JULIE HYMAN: Speaking of industrials, let's talk about Honeywell. The company missed analyst revenue estimates in the fourth quarter, increased commercial aviation sales partially offset by lower defense volumes year over year. Those shares are down by about 3%. So that going more in line with what one would have expected here.
And if you look across their different categories here, aerospace was, indeed, strong. There saw sales rise by about 11%. But if you look at some of their other units, safety and productivity solutions sales down about 8%. So definitely sometimes it helps to be a diversified industrial, and sometimes you get dragged down by some of the segments that underperform.

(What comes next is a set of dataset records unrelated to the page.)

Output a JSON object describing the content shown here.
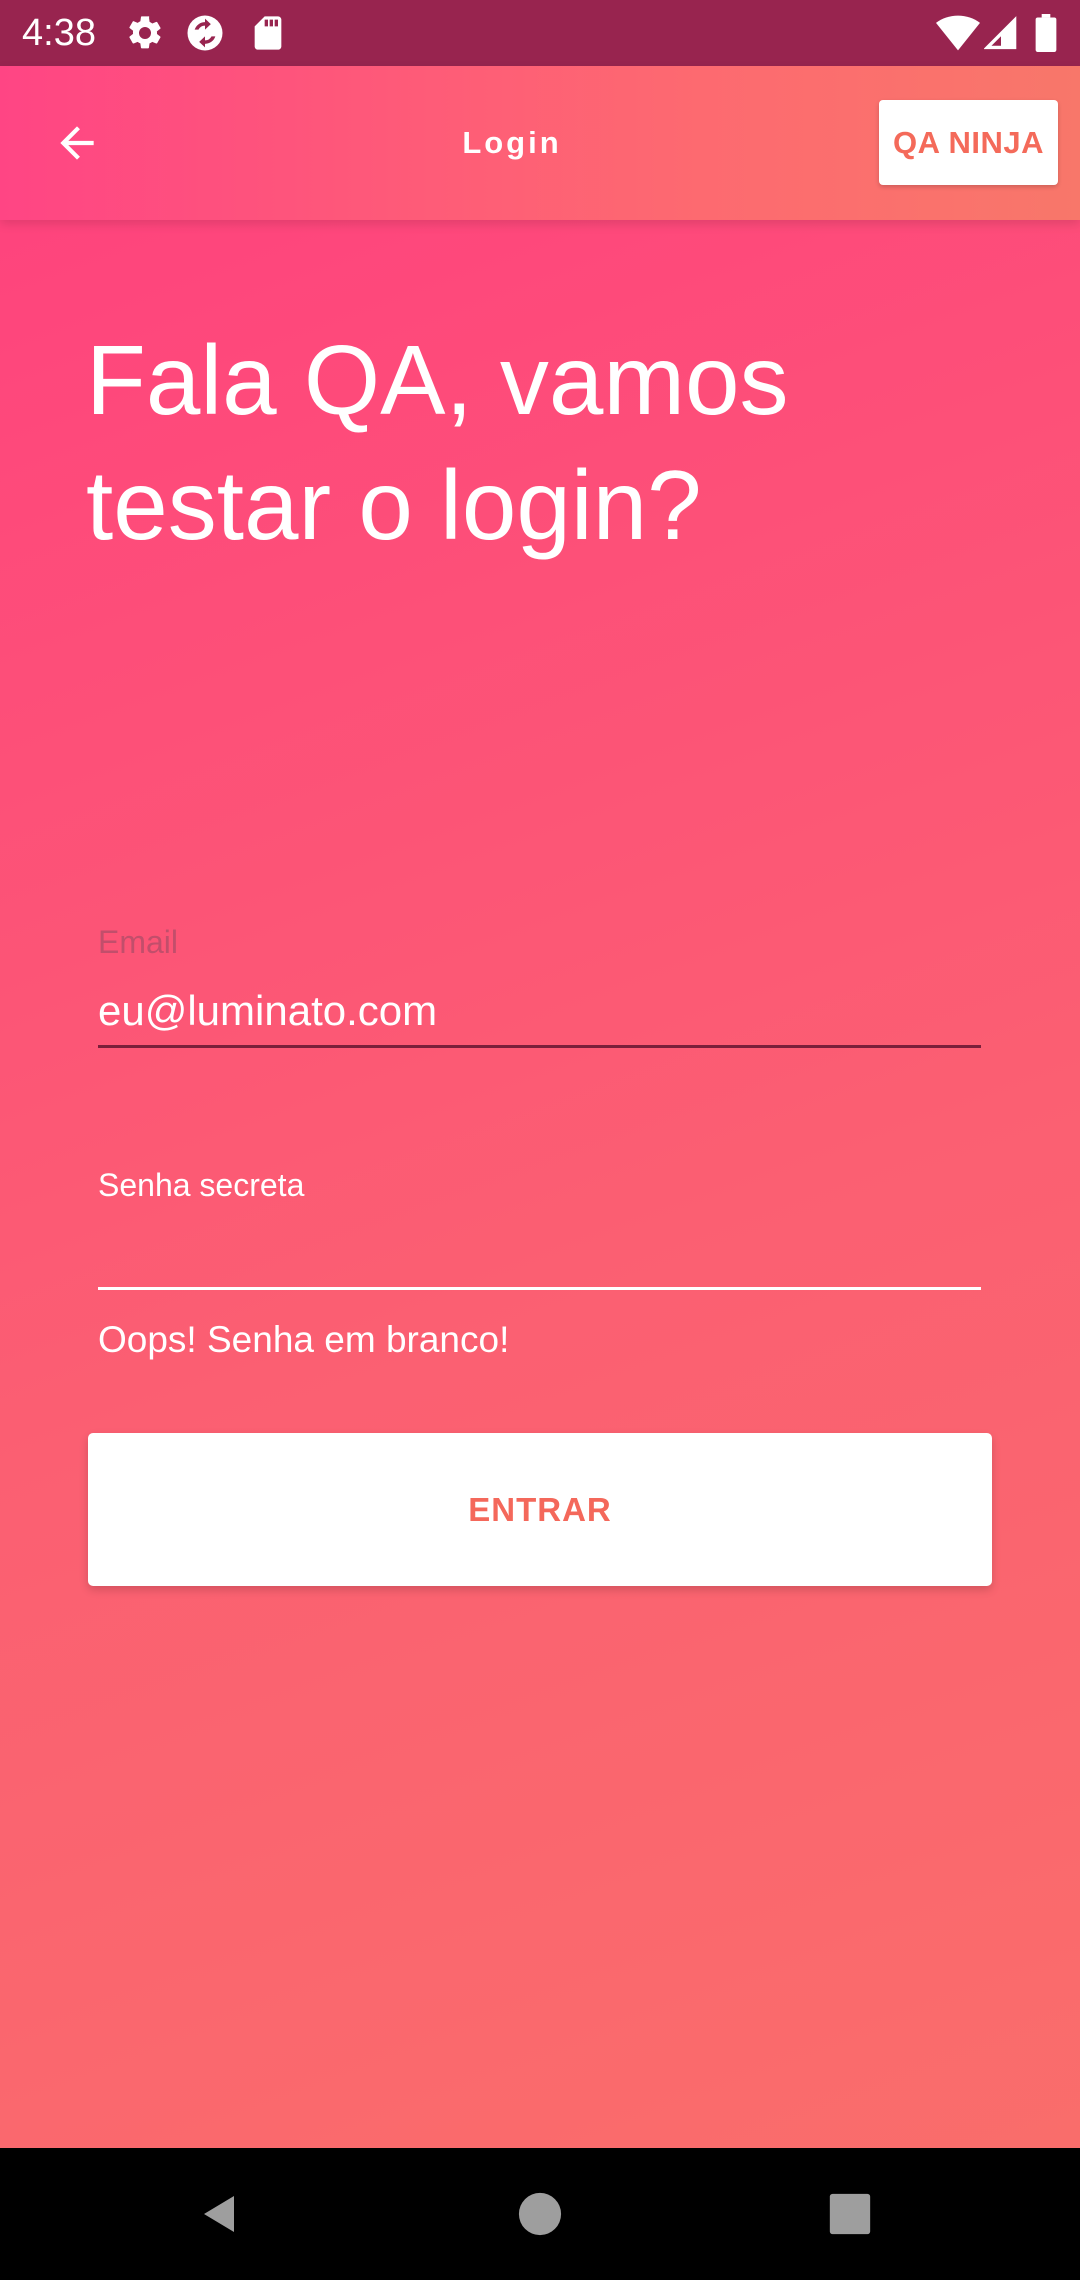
{
  "status_bar": {
    "time": "4:38",
    "left_icons": [
      "settings-icon",
      "sync-icon",
      "sd-card-icon"
    ],
    "right_icons": [
      "wifi-icon",
      "cell-signal-icon",
      "battery-icon"
    ]
  },
  "app_bar": {
    "title": "Login",
    "action_label": "QA NINJA",
    "back_icon": "arrow-back-icon"
  },
  "headline": {
    "line1": "Fala QA, vamos",
    "line2": "testar o login?"
  },
  "form": {
    "email": {
      "label": "Email",
      "value": "eu@luminato.com"
    },
    "password": {
      "label": "Senha secreta",
      "value": "",
      "error": "Oops! Senha em branco!"
    },
    "submit_label": "ENTRAR"
  },
  "nav_bar": {
    "buttons": [
      "back-triangle-icon",
      "home-circle-icon",
      "recents-square-icon"
    ]
  },
  "colors": {
    "status_bar": "#98244f",
    "gradient_top": "#ff3f7f",
    "gradient_bottom": "#f96f6a",
    "accent_text": "#f46a5a"
  }
}
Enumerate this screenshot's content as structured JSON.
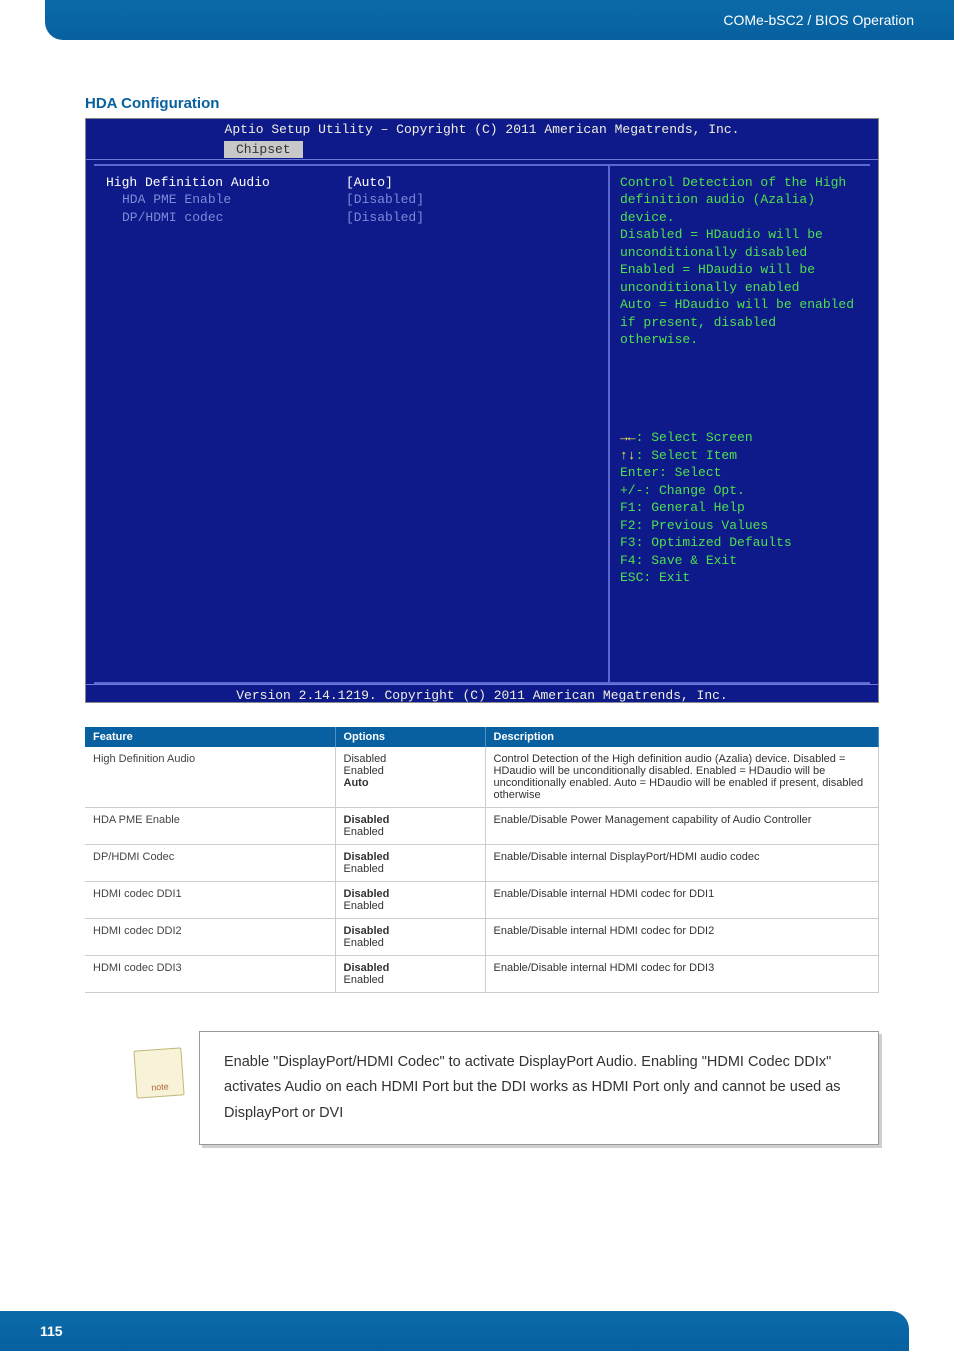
{
  "header": {
    "breadcrumb": "COMe-bSC2 / BIOS Operation"
  },
  "section_title": "HDA Configuration",
  "bios": {
    "top_bar": "Aptio Setup Utility – Copyright (C) 2011 American Megatrends, Inc.",
    "tab": "Chipset",
    "settings": [
      {
        "label": "High Definition Audio",
        "value": "[Auto]",
        "selected": true,
        "indent": false
      },
      {
        "label": "HDA PME Enable",
        "value": "[Disabled]",
        "selected": false,
        "indent": true
      },
      {
        "label": "DP/HDMI codec",
        "value": "[Disabled]",
        "selected": false,
        "indent": true
      }
    ],
    "help_top": [
      "Control Detection of the High",
      "definition audio (Azalia)",
      "device.",
      "Disabled = HDaudio will be",
      "unconditionally disabled",
      "Enabled = HDaudio will be",
      "unconditionally enabled",
      "Auto = HDaudio will be enabled",
      "if present, disabled otherwise."
    ],
    "help_bottom": [
      {
        "key": "→←",
        "txt": ": Select Screen",
        "keyclass": "yellow"
      },
      {
        "key": "↑↓",
        "txt": ": Select Item",
        "keyclass": "yellow"
      },
      {
        "key": "Enter",
        "txt": ": Select",
        "keyclass": "green"
      },
      {
        "key": "+/-",
        "txt": ": Change Opt.",
        "keyclass": "green"
      },
      {
        "key": "F1",
        "txt": ": General Help",
        "keyclass": "green"
      },
      {
        "key": "F2",
        "txt": ": Previous Values",
        "keyclass": "green"
      },
      {
        "key": "F3",
        "txt": ": Optimized Defaults",
        "keyclass": "green"
      },
      {
        "key": "F4",
        "txt": ": Save & Exit",
        "keyclass": "green"
      },
      {
        "key": "ESC",
        "txt": ": Exit",
        "keyclass": "green"
      }
    ],
    "footer": "Version 2.14.1219. Copyright (C) 2011 American Megatrends, Inc."
  },
  "table": {
    "headers": {
      "feature": "Feature",
      "options": "Options",
      "description": "Description"
    },
    "rows": [
      {
        "feature": "High Definition Audio",
        "options": [
          {
            "t": "Disabled",
            "b": false
          },
          {
            "t": "Enabled",
            "b": false
          },
          {
            "t": "Auto",
            "b": true
          }
        ],
        "description": "Control Detection of the High definition audio (Azalia) device. Disabled = HDaudio will be unconditionally disabled. Enabled = HDaudio will be unconditionally enabled. Auto = HDaudio will be enabled if present, disabled otherwise"
      },
      {
        "feature": "HDA PME Enable",
        "options": [
          {
            "t": "Disabled",
            "b": true
          },
          {
            "t": "Enabled",
            "b": false
          }
        ],
        "description": "Enable/Disable Power Management capability of Audio Controller"
      },
      {
        "feature": "DP/HDMI Codec",
        "options": [
          {
            "t": "Disabled",
            "b": true
          },
          {
            "t": "Enabled",
            "b": false
          }
        ],
        "description": "Enable/Disable internal DisplayPort/HDMI audio codec"
      },
      {
        "feature": "HDMI codec DDI1",
        "options": [
          {
            "t": "Disabled",
            "b": true
          },
          {
            "t": "Enabled",
            "b": false
          }
        ],
        "description": "Enable/Disable internal HDMI codec for DDI1"
      },
      {
        "feature": "HDMI codec DDI2",
        "options": [
          {
            "t": "Disabled",
            "b": true
          },
          {
            "t": "Enabled",
            "b": false
          }
        ],
        "description": "Enable/Disable internal HDMI codec for DDI2"
      },
      {
        "feature": "HDMI codec DDI3",
        "options": [
          {
            "t": "Disabled",
            "b": true
          },
          {
            "t": "Enabled",
            "b": false
          }
        ],
        "description": "Enable/Disable internal HDMI codec for DDI3"
      }
    ]
  },
  "note": {
    "icon_label": "note",
    "text": "Enable \"DisplayPort/HDMI Codec\" to activate DisplayPort Audio. Enabling \"HDMI Codec DDIx\" activates Audio on each HDMI Port but the DDI works as HDMI Port only and cannot be used as DisplayPort or DVI"
  },
  "footer": {
    "page_number": "115"
  }
}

BRAD SMITH: Yeah, the CEO had said that late cycle aerospace and energy, particularly those markets, well positioned for a strong growth year in 2023. And then additionally, when you look at some of the full quarter or the fourth quarter and full year 2022, this was just a challenging operating environment for Honeywell.
Given the diversification that they do have, this is a business that would also look to kind of lean into one segment versus another when you did see any type of rattling within one particular segment or try to kind of back in that for another. But their Honeywell building technologies, those sales were up by about 15% on an organic basis for the quarter. So that one of the major callouts that they had pointed to as well.
BRIAN SOZZI: Yeah, this is really an error-- this was really an aviation quarter, as Julie teased right there. The commercial original equipment part of that aviation business up about 25%, then the aftermarket up 20%. And this really fits nicely what we heard from GE when they reported earnings a couple of weeks ago. It was an aviation led quarter from them. Boeing's quarter not that great, but still, a little bit of a comeback quarter from them. And aviation, at least right now, guys, it looks like are doing pretty well, given sluggish growth in Europe, sluggish growth in China, and of course, sluggish growth here in the US.
BRAD SMITH: All right, we're taking a look at shares there on the day. They're down by about 3.25%.